Manager lokal yang lain pun ikut nimbrung,
Manager 2 *pake bahasa Indonesia : "Kan tadi udah dibilangin yang bener itu yang ini!"
Director 1 : "Salah, yang ini!"
Manager 1 : "Huapaaahh? Sotoy lo! Yang ini yang bener!"
Director 2 : "Yang ini ah!"
Manager 2 : "Salah semuaaa! Gue yang bener!"
Aku : "DIAAAMMMM SEMUA! Mau yang ini kek! Mau yang itu kek! Yang manapun yang bener bodo amat! Kalian debat pake bahasa sendiri-sendiri tanpa berhenti, gimana ane mau nerjemahin?!! Ngomong satu-satu, Woi!"

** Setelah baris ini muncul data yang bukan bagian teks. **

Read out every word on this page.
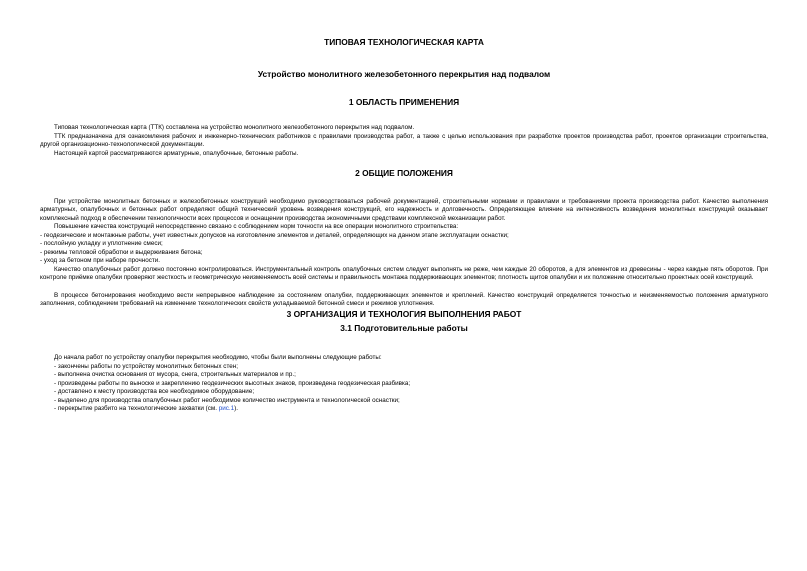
ТИПОВАЯ ТЕХНОЛОГИЧЕСКАЯ КАРТА
Устройство монолитного железобетонного перекрытия над подвалом
1 ОБЛАСТЬ ПРИМЕНЕНИЯ
Типовая технологическая карта (ТТК) составлена на устройство монолитного железобетонного перекрытия над подвалом.

ТТК предназначена для ознакомления рабочих и инженерно-технических работников с правилами производства работ, а также с целью использования при разработке проектов производства работ, проектов организации строительства, другой организационно-технологической документации.

Настоящей картой рассматриваются арматурные, опалубочные, бетонные работы.
2 ОБЩИЕ ПОЛОЖЕНИЯ

При устройстве монолитных бетонных и железобетонных конструкций необходимо руководствоваться рабочей документацией, строительными нормами и правилами и требованиями проекта производства работ. Качество выполнения арматурных, опалубочных и бетонных работ определяют общий технический уровень возведения конструкций, его надежность и долговечность. Определяющее влияние на интенсивность возведения монолитных конструкций оказывает комплексный подход в обеспечении технологичности всех процессов и оснащении производства экономичными средствами комплексной механизации работ.

Повышение качества конструкций непосредственно связано с соблюдением норм точности на все операции монолитного строительства:
- геодезические и монтажные работы, учет известных допусков на изготовление элементов и деталей, определяющих на данном этапе эксплуатации оснастки;
- послойную укладку и уплотнение смеси;
- режимы тепловой обработки и выдерживания бетона;
- уход за бетоном при наборе прочности.

Качество опалубочных работ должно постоянно контролироваться. Инструментальный контроль опалубочных систем следует выполнять не реже, чем каждые 20 оборотов, а для элементов из древесины - через каждые пять оборотов. При контроле приёмке опалубки проверяют жесткость и геометрическую неизменяемость всей системы и правильность монтажа поддерживающих элементов; плотность щитов опалубки и их положение относительно проектных осей конструкций.

В процессе бетонирования необходимо вести непрерывное наблюдение за состоянием опалубки, поддерживающих элементов и креплений. Качество конструкций определяется точностью и неизменяемостью положения арматурного заполнения, соблюдением требований на изменение технологических свойств укладываемой бетонной смеси и режимов уплотнения.

3 ОРГАНИЗАЦИЯ И ТЕХНОЛОГИЯ ВЫПОЛНЕНИЯ РАБОТ
3.1 Подготовительные работы
До начала работ по устройству опалубки перекрытия необходимо, чтобы были выполнены следующие работы:
- закончены работы по устройству монолитных бетонных стен;
- выполнена очистка основания от мусора, снега, строительных материалов и пр.;
- произведены работы по выноске и закреплению геодезических высотных знаков, произведена геодезическая разбивка;
- доставлено к месту производства все необходимое оборудование;
- выделено для производства опалубочных работ необходимое количество инструмента и технологической оснастки;
- перекрытие разбито на технологические захватки (см. рис.1).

Sayang sekali yang terakhir itu cuma bisa diteriakkan di dalam hati.

*nyengir kuda*

(2)
Masih dalam suatu meeting.

Bos Jepang : "Nah, untuk report yang ini pakenya Data Jilid Satu-Dua-Tujuh-Puluh."
Aku : "Data Jilid Satu-Dua-Tujuh-Puluh itu apa?"
Bos Jepang : "Ya, pokonya yang itu."
Aku : "Yang mana?"
Bos Jepang : "Yang itu ya pokonya yang itu."
Aku : "Satu-Dua-Tujuh-Puluh itu singkatan kan? Kepanjangannya apa?"
Bos Jepang : "LUPA."
Aku : "FAK!"
*lempar kursi*

Sayangnya, kalimat terakhir dan tindakan terakhir itu hanya terjadi dalam pikiranku.

(3)
Dalam suatu pembicaraan antara Bos lokal dengan Bos Jepang. Pembicaraan ini sebetulnya dilakukan oleh tiga orang, yaitu ditambah aku sebagai interpreter di tengahnya. 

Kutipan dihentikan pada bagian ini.